A big part of the cost of ranges is that they are usually TwicePrecision, giving extra accuracy (and critical to making things like 0:0.1:1 behave how you’d hope – try collect(StepRangeLen(0.0, 0.1, 11)) for comparison). But one can give this up to make things a bit faster.

julia> x = range(0, π, 100); y = StepRangeLen(first(x), step(x), length(x)); z = collect(x);

julia> typeof(x)
StepRangeLen{Float64, Base.TwicePrecision{Float64}, Base.TwicePrecision{Float64}, Int64}

julia> typeof(y) # no TwicePrecision
StepRangeLen{Float64, Float64, Float64, Int64}

julia> @btime sum(a for a in $x) # use generator to block other optimizations
  134.046 ns (0 allocations: 0 bytes)
157.07963267948963

julia> @btime sum(a for a in $y) # use generator to block other optimizations
  45.063 ns (0 allocations: 0 bytes)
157.07963267948963

julia> @btime sum(a for a in $z) # use generator to block other optimizations
  19.002 ns (0 allocations: 0 bytes)
157.07963267948963

julia> @btime sum($z) # optimized Array method using SIMD
  5.862 ns (0 allocations: 0 bytes)
157.07963267948966

julia> @btime sum(collect($x)) # the worst of both worlds
  146.022 ns (2 allocations: 928 bytes)
157.07963267948966

julia> @btime sum(collect($y)) # the worst of both worlds
  78.811 ns (2 allocations: 928 bytes)
157.07963267948966

Without TwicePrecision, the range indexing is considerably faster (but not exactly the same, although the sums coincide here).
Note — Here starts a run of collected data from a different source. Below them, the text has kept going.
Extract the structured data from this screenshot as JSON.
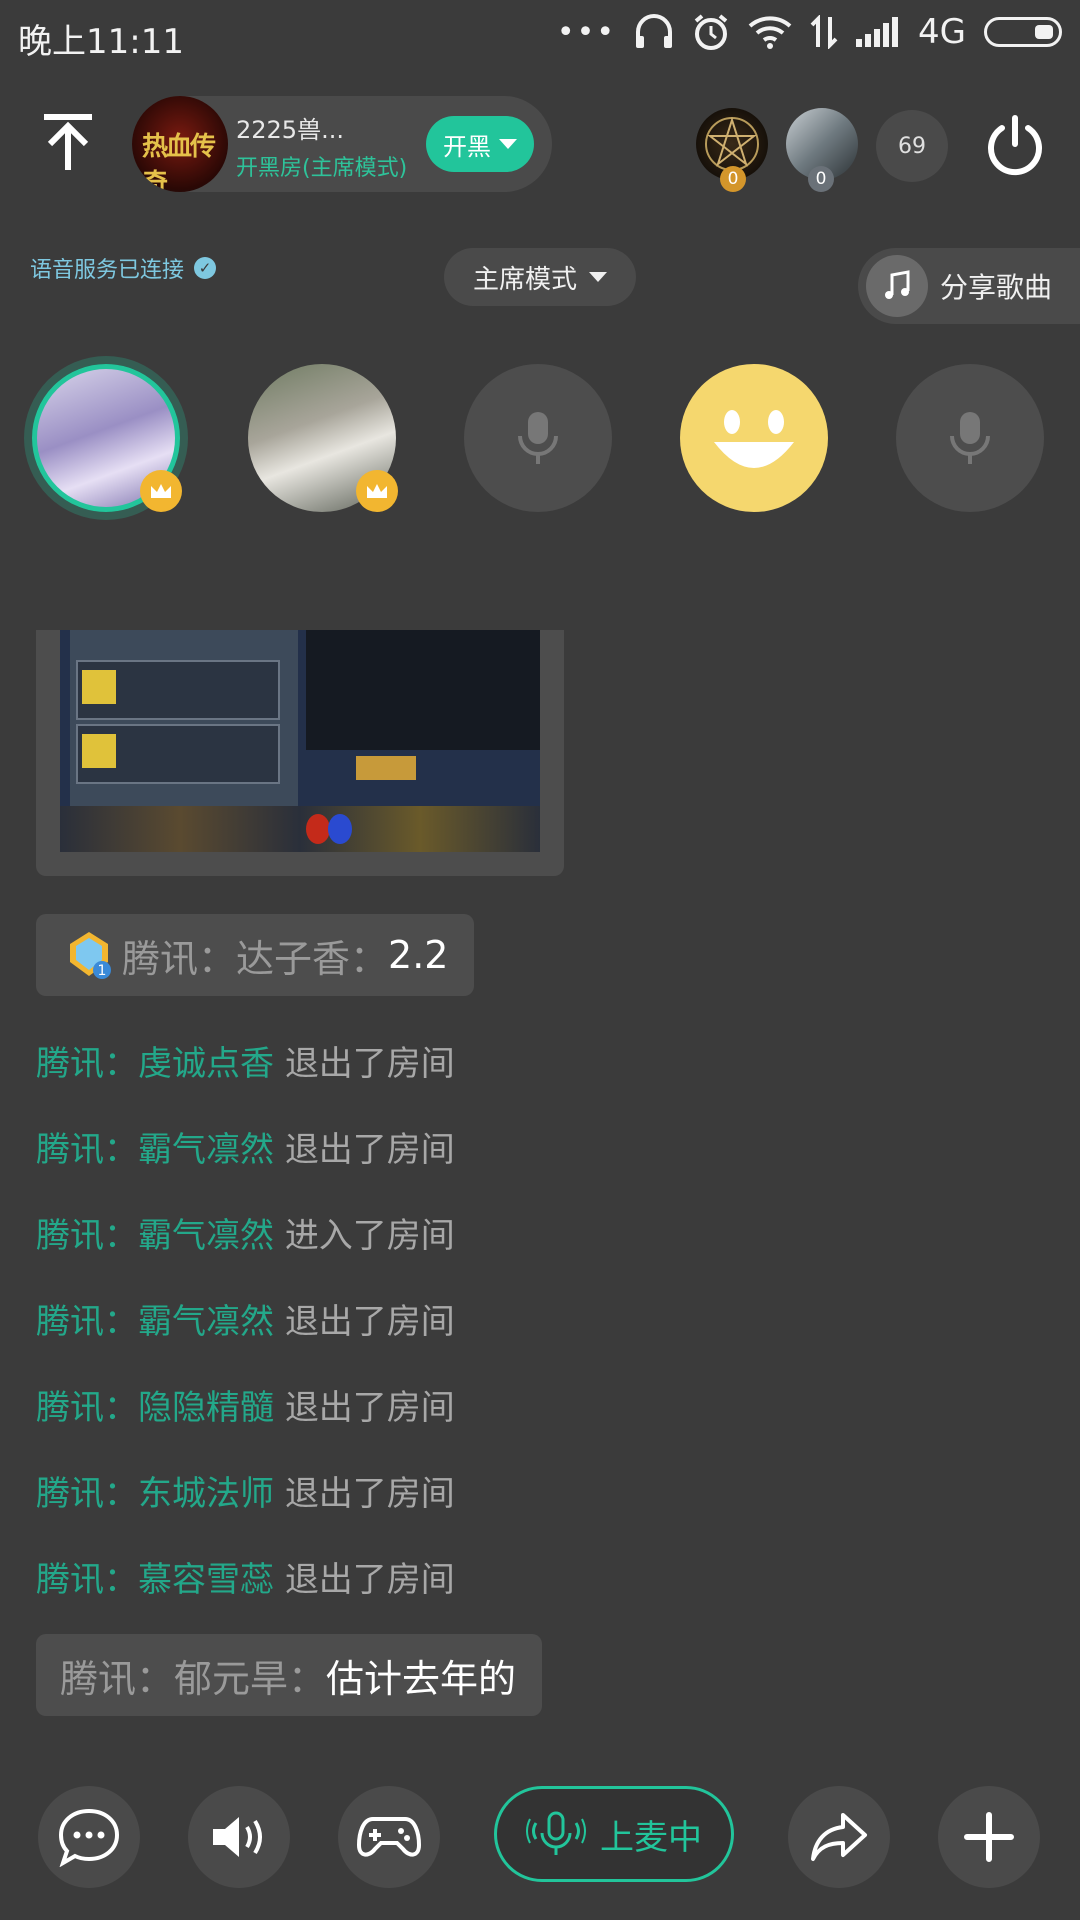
{
  "status_bar": {
    "time": "晚上11:11",
    "network": "4G"
  },
  "header": {
    "room_name": "2225兽...",
    "room_mode": "开黑房(主席模式)",
    "kaihei_label": "开黑",
    "logo_text": "热血传奇",
    "top_users": [
      {
        "count": "0"
      },
      {
        "count": "0"
      }
    ],
    "online_count": "69"
  },
  "voice": {
    "status": "语音服务已连接",
    "mode_label": "主席模式",
    "share_song_label": "分享歌曲"
  },
  "chat": {
    "bubble1": {
      "prefix": "腾讯：达子香：",
      "msg": "2.2",
      "rank": "1"
    },
    "system_prefix": "腾讯：",
    "system": [
      {
        "user": "虔诚点香",
        "action": "退出了房间"
      },
      {
        "user": "霸气凛然",
        "action": "退出了房间"
      },
      {
        "user": "霸气凛然",
        "action": "进入了房间"
      },
      {
        "user": "霸气凛然",
        "action": "退出了房间"
      },
      {
        "user": "隐隐精髓",
        "action": "退出了房间"
      },
      {
        "user": "东城法师",
        "action": "退出了房间"
      },
      {
        "user": "慕容雪蕊",
        "action": "退出了房间"
      }
    ],
    "bubble2": {
      "prefix": "腾讯：郁元旱：",
      "msg": "估计去年的"
    }
  },
  "bottom_bar": {
    "mic_label": "上麦中"
  },
  "colors": {
    "accent": "#22c59b",
    "bg": "#3b3b3b",
    "crown": "#f2b630"
  }
}
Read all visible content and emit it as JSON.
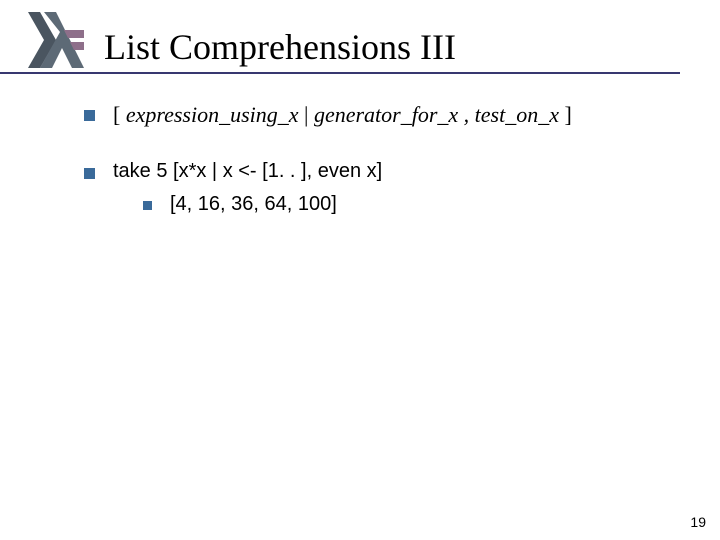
{
  "title": "List Comprehensions III",
  "bullets": {
    "b1": {
      "open": "[ ",
      "expr": "expression_using_x",
      "sep1": " | ",
      "gen": "generator_for_x",
      "comma": " , ",
      "test": "test_on_x",
      "close": " ]"
    },
    "b2": {
      "line": "take 5 [x*x | x <- [1. . ], even x]",
      "sub": "[4, 16, 36, 64, 100]"
    }
  },
  "pageNumber": "19",
  "logo": {
    "name": "haskell-logo",
    "colors": {
      "bar": "#4a5560",
      "lambda": "#5d6a76",
      "arrows": "#8e6f8a"
    }
  }
}
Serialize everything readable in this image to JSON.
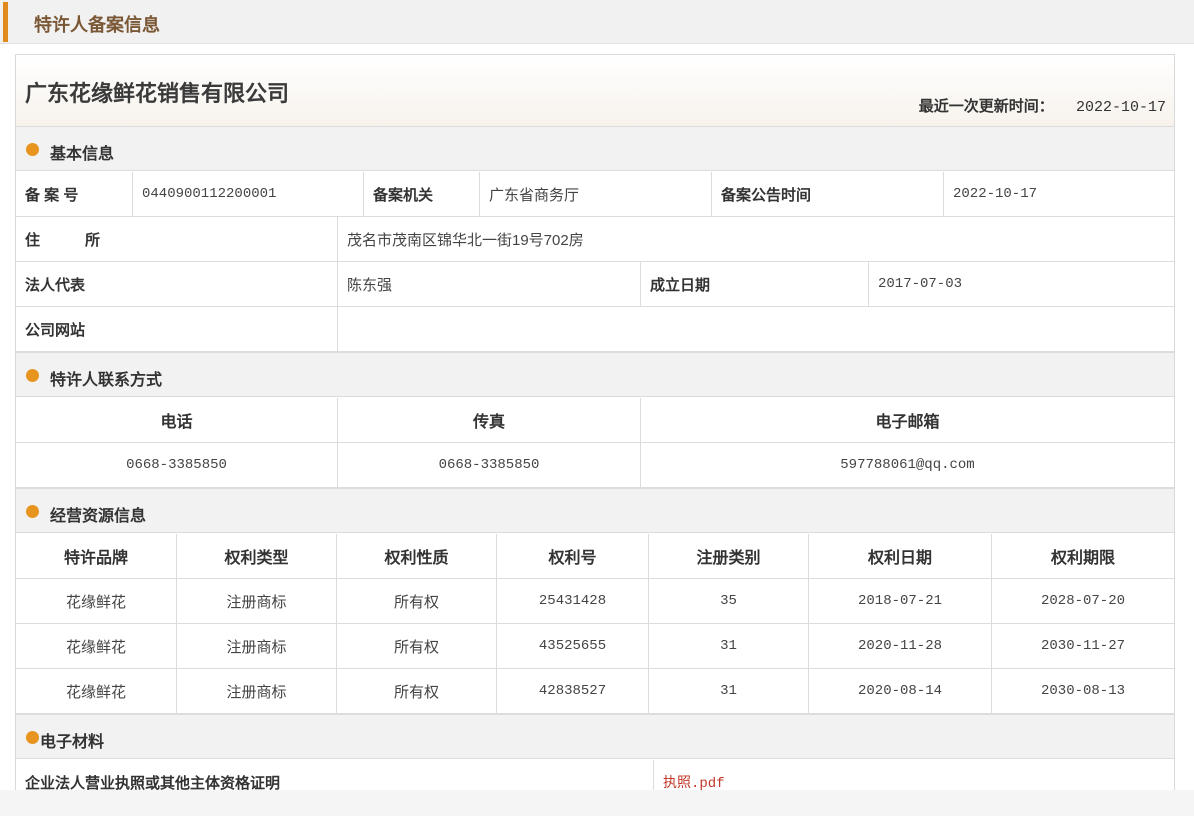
{
  "header": {
    "title": "特许人备案信息"
  },
  "company": {
    "name": "广东花缘鲜花销售有限公司",
    "update_label": "最近一次更新时间：",
    "update_value": "2022-10-17"
  },
  "basic": {
    "section_title": "基本信息",
    "record_no_label": "备 案 号",
    "record_no_value": "0440900112200001",
    "authority_label": "备案机关",
    "authority_value": "广东省商务厅",
    "announce_label": "备案公告时间",
    "announce_value": "2022-10-17",
    "address_label": "住　　　所",
    "address_value": "茂名市茂南区锦华北一街19号702房",
    "legal_label": "法人代表",
    "legal_value": "陈东强",
    "established_label": "成立日期",
    "established_value": "2017-07-03",
    "website_label": "公司网站",
    "website_value": ""
  },
  "contact": {
    "section_title": "特许人联系方式",
    "headers": [
      "电话",
      "传真",
      "电子邮箱"
    ],
    "values": [
      "0668-3385850",
      "0668-3385850",
      "597788061@qq.com"
    ]
  },
  "resources": {
    "section_title": "经营资源信息",
    "headers": [
      "特许品牌",
      "权利类型",
      "权利性质",
      "权利号",
      "注册类别",
      "权利日期",
      "权利期限"
    ],
    "rows": [
      [
        "花缘鲜花",
        "注册商标",
        "所有权",
        "25431428",
        "35",
        "2018-07-21",
        "2028-07-20"
      ],
      [
        "花缘鲜花",
        "注册商标",
        "所有权",
        "43525655",
        "31",
        "2020-11-28",
        "2030-11-27"
      ],
      [
        "花缘鲜花",
        "注册商标",
        "所有权",
        "42838527",
        "31",
        "2020-08-14",
        "2030-08-13"
      ]
    ]
  },
  "materials": {
    "section_title": "电子材料",
    "license_label": "企业法人营业执照或其他主体资格证明",
    "license_file": "执照.pdf"
  },
  "colors": {
    "accent": "#e08a1e",
    "dot": "#e8951f",
    "header_title": "#7a5836",
    "link": "#c0392b"
  }
}
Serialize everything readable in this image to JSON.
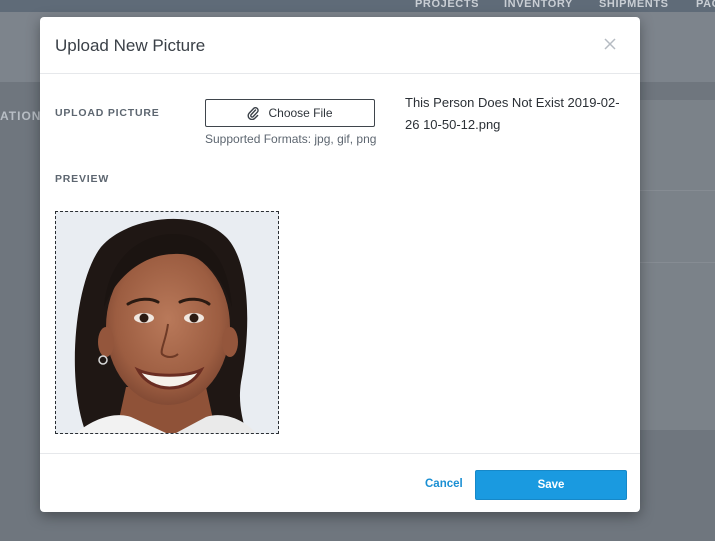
{
  "background": {
    "nav_items": [
      "PROJECTS",
      "INVENTORY",
      "SHIPMENTS",
      "PAC"
    ],
    "left_fragment": "ATION"
  },
  "modal": {
    "title": "Upload New Picture",
    "close_icon": "close-icon",
    "upload_label": "UPLOAD PICTURE",
    "choose_file_label": "Choose File",
    "choose_file_icon": "paperclip-icon",
    "supported_formats": "Supported Formats: jpg, gif, png",
    "selected_filename": "This Person Does Not Exist 2019-02-26 10-50-12.png",
    "preview_label": "PREVIEW",
    "preview_alt": "portrait-photo",
    "cancel_label": "Cancel",
    "save_label": "Save"
  },
  "colors": {
    "accent": "#1a9ae0",
    "link": "#1a8fd3",
    "overlay": "#747b84"
  }
}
Also note that collecting a range and then iterating the Array once will virtually always be slower than simply iterating it. To see a speed benefit, you’d need to collect it once and then iterate it many times.

The reason ranges are usually recommended is that they are memory-free and that iterating them is usually either 1) much less expensive than other things you’re doing or 2) only done a few times.